Permis de louer : les professionnels de l’immobilier peuvent être dispensés des formalités.
L’autorisation préalable de mise en location, dit “permis de louer” (articles L. 635-1 et suivants du Code de la construction et de l’habitation – CCH), est un dispositif permettant aux collectivités territoriales de soumettre certains logements à une autorisation préalable, dans un objectif de lutte contre l’habitat indigne.
Cependant, le député observe que la tension du marché locatif associée aux délais d’instruction du permis de louer constituent un frein concret à la remise sur le marché de logements pourtant conformes. Cela est discutable lorsque les biens sont loués ou gérés par un professionnel de l’immobilier soumis aux dispositions de la loi Hoguet.
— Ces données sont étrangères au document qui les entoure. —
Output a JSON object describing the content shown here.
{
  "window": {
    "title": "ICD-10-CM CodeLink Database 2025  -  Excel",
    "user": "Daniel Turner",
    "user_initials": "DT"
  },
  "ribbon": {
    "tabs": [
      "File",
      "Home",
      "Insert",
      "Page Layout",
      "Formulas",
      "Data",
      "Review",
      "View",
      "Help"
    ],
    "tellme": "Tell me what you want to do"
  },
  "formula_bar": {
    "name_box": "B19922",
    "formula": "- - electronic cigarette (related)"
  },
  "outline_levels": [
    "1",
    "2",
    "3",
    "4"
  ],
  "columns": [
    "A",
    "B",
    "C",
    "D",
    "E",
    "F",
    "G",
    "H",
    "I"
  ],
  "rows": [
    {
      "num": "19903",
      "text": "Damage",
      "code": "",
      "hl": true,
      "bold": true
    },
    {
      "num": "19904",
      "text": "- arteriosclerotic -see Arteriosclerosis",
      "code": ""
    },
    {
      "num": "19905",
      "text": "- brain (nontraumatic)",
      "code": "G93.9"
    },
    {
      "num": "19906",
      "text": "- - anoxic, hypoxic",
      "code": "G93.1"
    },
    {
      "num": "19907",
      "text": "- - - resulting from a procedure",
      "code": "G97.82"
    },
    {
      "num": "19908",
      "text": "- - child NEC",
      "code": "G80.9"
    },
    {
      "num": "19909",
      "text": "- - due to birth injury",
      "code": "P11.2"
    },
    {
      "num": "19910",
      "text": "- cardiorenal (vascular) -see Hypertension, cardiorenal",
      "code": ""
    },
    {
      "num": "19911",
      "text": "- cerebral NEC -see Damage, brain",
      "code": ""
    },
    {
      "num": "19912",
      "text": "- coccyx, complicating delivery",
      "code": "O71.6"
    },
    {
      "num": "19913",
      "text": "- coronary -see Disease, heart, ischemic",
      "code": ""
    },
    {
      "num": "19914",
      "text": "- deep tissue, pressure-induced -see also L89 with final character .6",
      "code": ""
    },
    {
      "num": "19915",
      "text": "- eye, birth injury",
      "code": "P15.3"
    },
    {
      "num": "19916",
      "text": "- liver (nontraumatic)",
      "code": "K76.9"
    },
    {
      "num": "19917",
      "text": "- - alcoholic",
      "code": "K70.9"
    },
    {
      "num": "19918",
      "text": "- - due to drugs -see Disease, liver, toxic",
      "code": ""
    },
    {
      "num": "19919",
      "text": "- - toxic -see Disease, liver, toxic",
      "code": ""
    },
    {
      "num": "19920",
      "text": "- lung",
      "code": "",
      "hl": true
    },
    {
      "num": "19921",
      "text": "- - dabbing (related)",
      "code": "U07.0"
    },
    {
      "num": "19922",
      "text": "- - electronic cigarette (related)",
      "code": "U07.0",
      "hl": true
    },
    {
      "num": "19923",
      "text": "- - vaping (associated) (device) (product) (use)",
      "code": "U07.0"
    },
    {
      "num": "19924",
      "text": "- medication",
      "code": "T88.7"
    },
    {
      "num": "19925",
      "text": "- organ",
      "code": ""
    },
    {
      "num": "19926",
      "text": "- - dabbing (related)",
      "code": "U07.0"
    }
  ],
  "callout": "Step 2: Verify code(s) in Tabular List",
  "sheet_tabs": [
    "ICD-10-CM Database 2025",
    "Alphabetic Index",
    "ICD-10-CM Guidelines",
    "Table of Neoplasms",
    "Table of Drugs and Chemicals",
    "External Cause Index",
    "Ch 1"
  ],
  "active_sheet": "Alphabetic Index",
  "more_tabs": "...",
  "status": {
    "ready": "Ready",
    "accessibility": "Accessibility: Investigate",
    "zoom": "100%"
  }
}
En effet, en sa qualité de tiers de confiance, il est tenu de vérifier la décence des logements, de s’assurer de la conformité des diagnostics obligatoires et engage sa responsabilité civile et pénale en cas de manquement.
Aussi, le parlementaire souhaiterait savoir si le gouvernement envisage de prévoir une exonération de principe du dispositif pour les logements loués ou gérés par un professionnel et si une faculté pourrait être laissée au maire d’appliquer ce dispositif à titre dérogatoire lorsqu’un doute sérieux existe sur les conditions de mise en location d’un bien, y compris lorsqu’il est géré par un professionnel.
Dans sa réponse (►Consulter la réponse), le ministre, après avoir rappelé le cadre juridique du dispositif “permis de louer”, indique que le cadre législatif ne prévoit pas de dérogation ou d’exonération spécifique pour les logements loués par l’intermédiaire de professionnels de l’immobilier soumis à la loi Hoguet.
Toutefois, il indique que les professionnels de l’immobilier dits de la loi Hoguet sont garants de l’obligation qui pèse sur leurs bailleurs mandants de louer des logements décents et salubres, qui assurent la sécurité physique et la santé des occupants et veillent à l’application de ces règles depuis le décret du 30/01/2002 en engageant leur responsabilité professionnelle et pénale dans le cadre des mandats qui leur sont confiés.
Par ailleurs, les règles actuelles qui imposent de renouveler la demande d’autorisation préalable de mise en location à chaque changement de locataire apparaissent également contraignantes. Le professionnel peut être dispensé de ces formalités au regard des garanties légales qu’il présente et de justification des qualités requises. Toutefois, ces dérogations relèvent exclusivement du pouvoir des collectivités qui conservent par ailleurs toute faculté à mettre fin à cette dérogation qu’elles accorderaient pour tout professionnel qui contreviendrait à ces mêmes dispositions.
J.O.A.N. Jolivet, 02/06/2026, Q. 13932, P. 5000.